何気なく日常で使用している道具には、もう少し考えるべき所があると感じつつも使い続けてしまっているものが沢山あります。
個人的に最も不便だと感じている物は「傘」と「自転車」です。いずれも自立できないものの例えにもよく用いられるものですが、この二つだけはもっと便利なものがないのかと、真剣にそのデザインや成り立ちに疑問を投げかけたくなります。
道具が用途のすべてを補えるとは思いませんが、捉えどころがズレていると進化するどころか退化してしまうことの具体例として、傘や自転車はあると思っています。
傘は言うまでもなく、もう半分はファッションと言ってもいいくらい挿しているのに濡れてしまいますし、片手を塞いでいるにもかかわらず結局は濡れてしまうというものを信じて使い続けている人の多いことが不思議なくらいです。
自転車も、競争する人以外は2輪でなくても良いと思っていますが、なかなか3輪や4輪の倒れない自転車を見かけることは少ないことですし、バランス感覚云々という方もおられますが、その養った感覚が一体他のどのようなことに役立つのかもはっきりしていません。二十一世紀が来ても結局自立できないままダラダラと車道の左側を走らざるを得ない、極めて危険な乗り物という扱いになってしまいました。
しかし、安価で手軽なのだからそれで十分なのではないかという意見も、もちろんあるでしょう。確かに安価で手軽、入手も普及も管理もし易い道具です。そうやって放置した結果が山のような傘と自転車の産廃を産んでいるのです。捨てられる中でもこの2つは数が突出しています。何も考えないで作ったり使ったりしていると、こうなるという悪い見本だと思います。
私たちは一度定義付けされてしまったものに、あまりにも安易に添いすぎていないでしょうか。その善悪も真意も理解しないまま、ただ流されるように使ってはいないでしょうか。
言葉という道具も然りだと思います。
和言葉や古語表現、旧仮名遣いなども、本当にそれが優れた言葉や表現なのでしょうか。
心の中にあるものを余すところなく表現できるのかどうか、私は甚だ疑問に感じています。
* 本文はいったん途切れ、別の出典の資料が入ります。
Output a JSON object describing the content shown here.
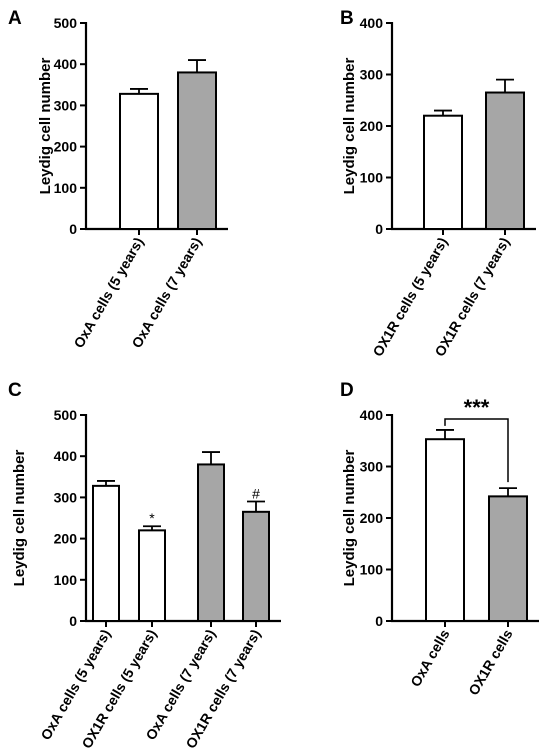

現代語も含め、言葉は決して万能な道具ではありません。これだけ多くの人や時間に揉まれてきた言葉でも、どうしても追いつけない、踏み込めない、そんな感慨がまだまだ沢山あります。それは表現者の未熟という人がいるなら、極めて愚かな人の奢りです。
文法や活用に於いて、細かな指摘をするような評を書かれる方もいらっしゃいますが、短文の詩形にルールなどあってないようなもの、ルール通りに書いたからといって必ず優れた詩や歌になるとは言えません。どうすれば、この描けない景色に近づくことができるのか、そのためのアプローチの一つにしか過ぎません。
一体、修練して磨かなければならないのは、何なのでしょうか。
文法でしょうか、言葉でしょうか、活用形でしょうか、表現技法でしょうか。
いつの時代のものであっても、一つ一つの言葉を丁寧に読み解きまた組み立てながら、心に添ってそぎ落としてゆくことがとても大切なことではないでしょうか。
現代はポピュラーソングの影響か、「い」抜き「ら」抜きの言葉が横行してとても酷い状態になっています。このことが短歌を(字数当てはめ遊び)に堕落させている元凶でもあります。
「い」抜きや「ら」抜きが絶対ダメだということではなく、抜かずに熟考に熟考を重ねたけれど、抜くことでしかニュアンスが伝わらないというレベルまで検討したかということなのです。旧仮名にしても然りです。最善手として使われず、ただの雰囲気ツールとして使っているだけの歌人があまりにも多いと思います。そして多くのプロ歌人もその中にいます。
このままでは短歌も傘や自転車のように、産廃に成り下がるかもしれないということが冗談には思えなくなってきたのは、きっと私だけではないと思います。
● 磨くべきものは心か本則か言葉は決して万能ではない
短歌は温もりであり熱ではない。火を詠えても火にはなれない。